Vatican 'Lettergate' scandal comes to a head as full text released
The Vatican 'Lettergate' scandal came to a head on Saturday when the Holy See, under pressure from the media and conservatives, released a full text by former Pope Benedict that before was cited only selectively.
The Vatican Secretariat for Communication, which had come under sharp criticism all week for blurring part of a photograph of the letter and for withholding another section, said in a statement there had been 'no intent of censorship'.
It said the letter, written for the presentation of a Vatican-published 11-booklet series on the theology of Pope Francis, was private and therefore officials had cited only the 'opportune and relative' parts.

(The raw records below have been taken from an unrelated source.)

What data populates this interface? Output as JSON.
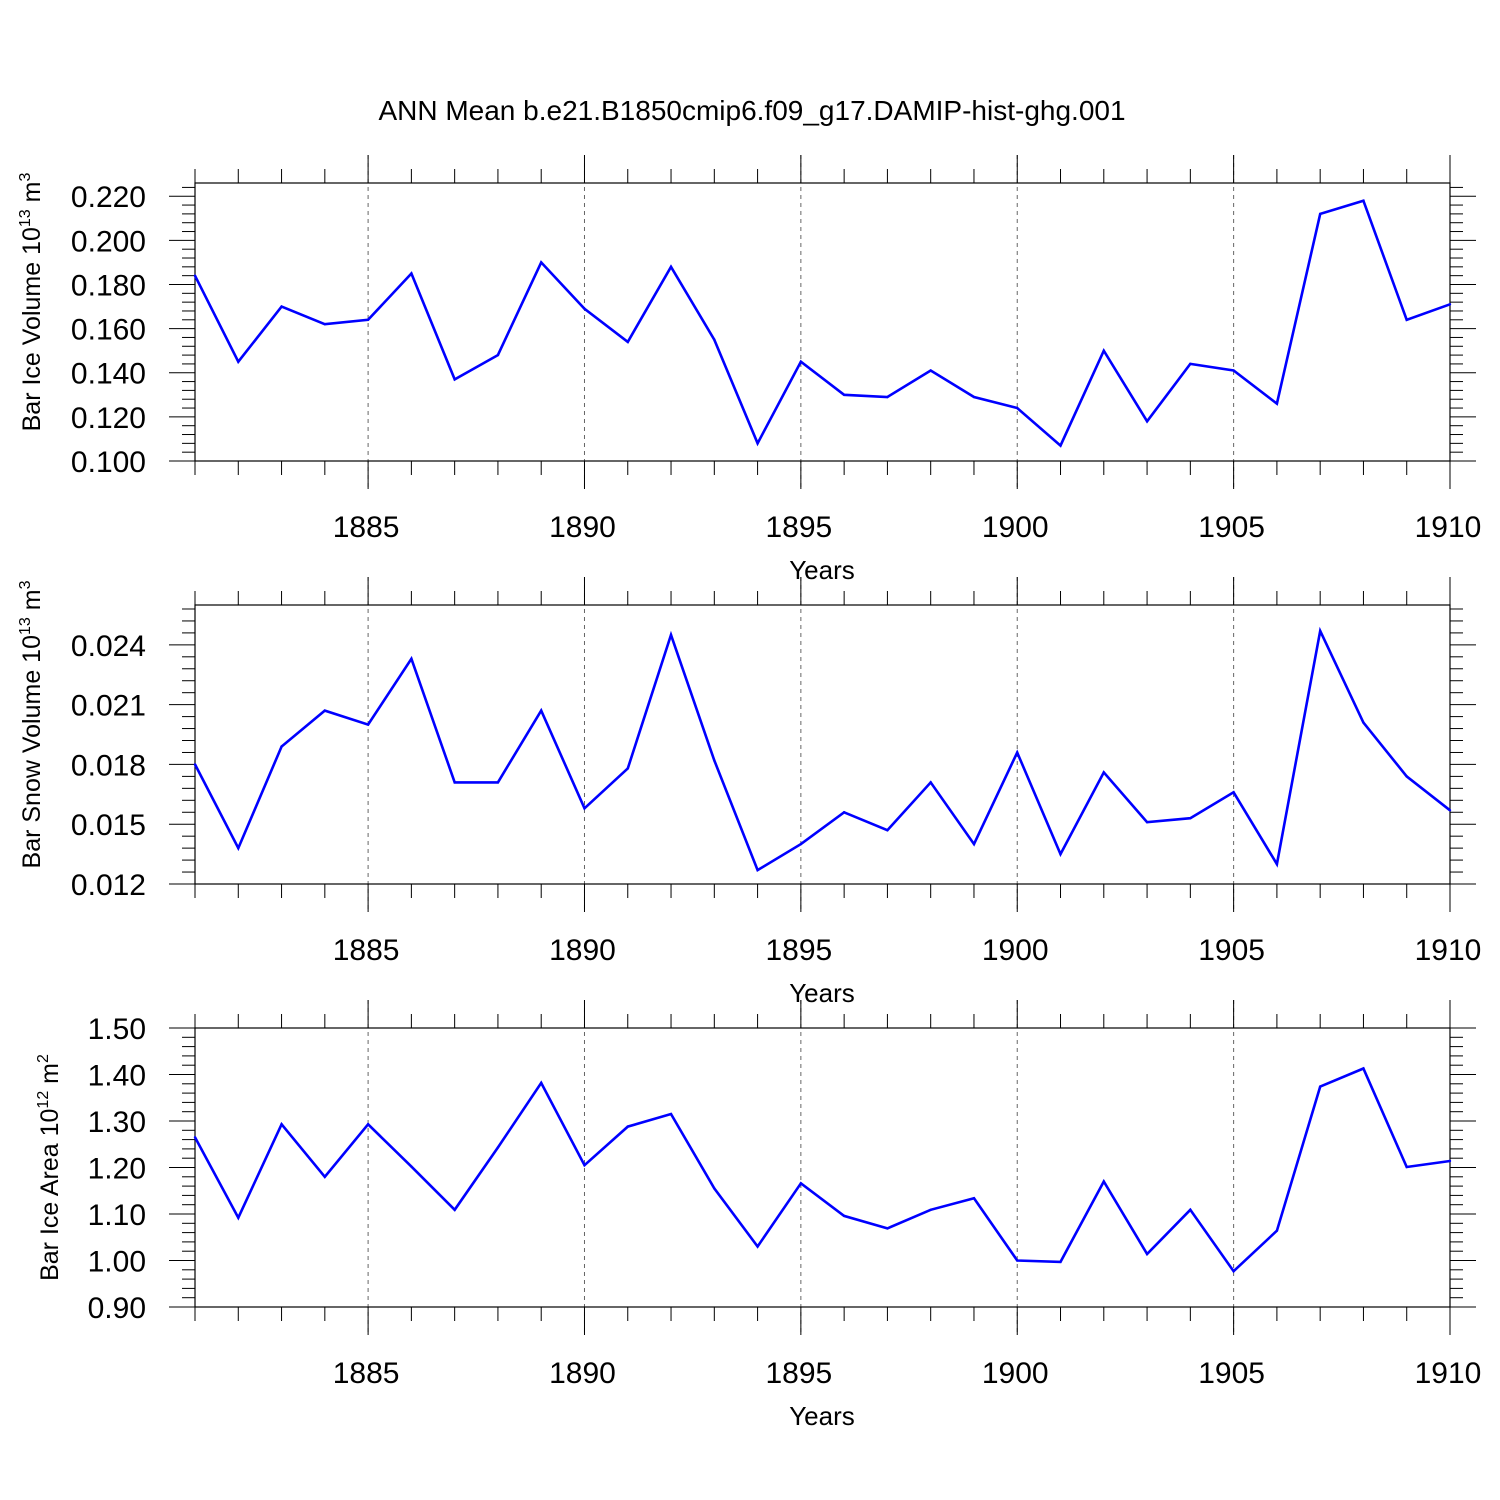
{
  "title": "ANN Mean b.e21.B1850cmip6.f09_g17.DAMIP-hist-ghg.001",
  "colors": {
    "series": "#0000ff",
    "axis": "#000000",
    "grid": "#666666"
  },
  "chart_data": [
    {
      "type": "line",
      "title": "ANN Mean b.e21.B1850cmip6.f09_g17.DAMIP-hist-ghg.001",
      "ylabel": {
        "base": "Bar Ice Volume 10",
        "exp": "13",
        "unit": " m",
        "unit_exp": "3"
      },
      "xlabel": "Years",
      "xlim": [
        1881,
        1910
      ],
      "ylim": [
        0.1,
        0.226
      ],
      "xticks": [
        1885,
        1890,
        1895,
        1900,
        1905,
        1910
      ],
      "xtick_labels": [
        "1885",
        "1890",
        "1895",
        "1900",
        "1905",
        "1910"
      ],
      "yticks": [
        0.1,
        0.12,
        0.14,
        0.16,
        0.18,
        0.2,
        0.22
      ],
      "ytick_labels": [
        "0.100",
        "0.120",
        "0.140",
        "0.160",
        "0.180",
        "0.200",
        "0.220"
      ],
      "x": [
        1881,
        1882,
        1883,
        1884,
        1885,
        1886,
        1887,
        1888,
        1889,
        1890,
        1891,
        1892,
        1893,
        1894,
        1895,
        1896,
        1897,
        1898,
        1899,
        1900,
        1901,
        1902,
        1903,
        1904,
        1905,
        1906,
        1907,
        1908,
        1909,
        1910
      ],
      "series": [
        {
          "name": "Bar Ice Volume",
          "values": [
            0.184,
            0.145,
            0.17,
            0.162,
            0.164,
            0.185,
            0.137,
            0.148,
            0.19,
            0.169,
            0.154,
            0.188,
            0.155,
            0.108,
            0.145,
            0.13,
            0.129,
            0.141,
            0.129,
            0.124,
            0.107,
            0.15,
            0.118,
            0.144,
            0.141,
            0.126,
            0.212,
            0.218,
            0.164,
            0.171
          ]
        }
      ]
    },
    {
      "type": "line",
      "title": "",
      "ylabel": {
        "base": "Bar Snow Volume 10",
        "exp": "13",
        "unit": " m",
        "unit_exp": "3"
      },
      "xlabel": "Years",
      "xlim": [
        1881,
        1910
      ],
      "ylim": [
        0.012,
        0.026
      ],
      "xticks": [
        1885,
        1890,
        1895,
        1900,
        1905,
        1910
      ],
      "xtick_labels": [
        "1885",
        "1890",
        "1895",
        "1900",
        "1905",
        "1910"
      ],
      "yticks": [
        0.012,
        0.015,
        0.018,
        0.021,
        0.024
      ],
      "ytick_labels": [
        "0.012",
        "0.015",
        "0.018",
        "0.021",
        "0.024"
      ],
      "x": [
        1881,
        1882,
        1883,
        1884,
        1885,
        1886,
        1887,
        1888,
        1889,
        1890,
        1891,
        1892,
        1893,
        1894,
        1895,
        1896,
        1897,
        1898,
        1899,
        1900,
        1901,
        1902,
        1903,
        1904,
        1905,
        1906,
        1907,
        1908,
        1909,
        1910
      ],
      "series": [
        {
          "name": "Bar Snow Volume",
          "values": [
            0.018,
            0.0138,
            0.0189,
            0.0207,
            0.02,
            0.0233,
            0.0171,
            0.0171,
            0.0207,
            0.0158,
            0.0178,
            0.0245,
            0.0182,
            0.0127,
            0.014,
            0.0156,
            0.0147,
            0.0171,
            0.014,
            0.0186,
            0.0135,
            0.0176,
            0.0151,
            0.0153,
            0.0166,
            0.013,
            0.0247,
            0.0201,
            0.0174,
            0.0157
          ]
        }
      ]
    },
    {
      "type": "line",
      "title": "",
      "ylabel": {
        "base": "Bar Ice Area 10",
        "exp": "12",
        "unit": " m",
        "unit_exp": "2"
      },
      "xlabel": "Years",
      "xlim": [
        1881,
        1910
      ],
      "ylim": [
        0.9,
        1.5
      ],
      "xticks": [
        1885,
        1890,
        1895,
        1900,
        1905,
        1910
      ],
      "xtick_labels": [
        "1885",
        "1890",
        "1895",
        "1900",
        "1905",
        "1910"
      ],
      "yticks": [
        0.9,
        1.0,
        1.1,
        1.2,
        1.3,
        1.4,
        1.5
      ],
      "ytick_labels": [
        "0.90",
        "1.00",
        "1.10",
        "1.20",
        "1.30",
        "1.40",
        "1.50"
      ],
      "x": [
        1881,
        1882,
        1883,
        1884,
        1885,
        1886,
        1887,
        1888,
        1889,
        1890,
        1891,
        1892,
        1893,
        1894,
        1895,
        1896,
        1897,
        1898,
        1899,
        1900,
        1901,
        1902,
        1903,
        1904,
        1905,
        1906,
        1907,
        1908,
        1909,
        1910
      ],
      "series": [
        {
          "name": "Bar Ice Area",
          "values": [
            1.265,
            1.092,
            1.293,
            1.18,
            1.293,
            1.202,
            1.109,
            1.243,
            1.382,
            1.205,
            1.288,
            1.315,
            1.155,
            1.03,
            1.166,
            1.096,
            1.069,
            1.109,
            1.134,
            1.0,
            0.997,
            1.17,
            1.014,
            1.109,
            0.977,
            1.064,
            1.374,
            1.413,
            1.201,
            1.214
          ]
        }
      ]
    }
  ]
}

But the episode, which has cast a shadow over the Vatican for a week, has proven to be a public relations fiasco, particularly for its communications chief, Monsignor Dario Vigano.
At the book presentation on Monday, Vigano read out the parts of the letter in which Benedict rejected the 'stupid prejudice' of those who say Francis' theology is lacking.
Benedict also disputed suggestions by conservatives that Francis' academic qualities were lacking, praising his successor as a 'man of deep philosophical and theological formation' and finding an 'interior continuity between the two pontificates'.
But a press release handed out at the event omitted a paragraph in which Benedict apologised for not having had the time to read all 11 volumes and thus declining a request to write a 'short and dense theological' introduction for the series.
The final paragraph, released for the first time on Saturday, went further, showing that Benedict was irritated by the fact German theologian Peter Hunermann had been chosen by the Vatican publishing house LEV to write one of the volumes.
Hunermann, Benedict noted, had 'led anti-papal initiatives' during Benedict's 2005-2013 papacy and had also attacked some of the writings of Pope John Paul II, who died in 2005.
'I am certain that you will understand my denial (of the request to write an introduction),' Benedict tells Vigano.
Luis Badilla, who writes for the Vatican-affiliated website Il Sismografo, issued a thinly veiled call for Vigano's head, calling the whole episode 'a gigantic mess'. In an editorial on Saturday, Badilla said Vigano and the head of the Vatican's publishing house, Father Bruno Cesareo, 'have some explaining to do' and that 'consequences must be drawn'.
Conservative critics of Francis saw the blurring and the selective citings from the letter as part of a plot to censor the thoughts of the former pope.
Many conservative Catholics still look up to Benedict as a bulwark against liberals, and have lambasted Francis for being too lenient on divorced Catholics and homosexuals.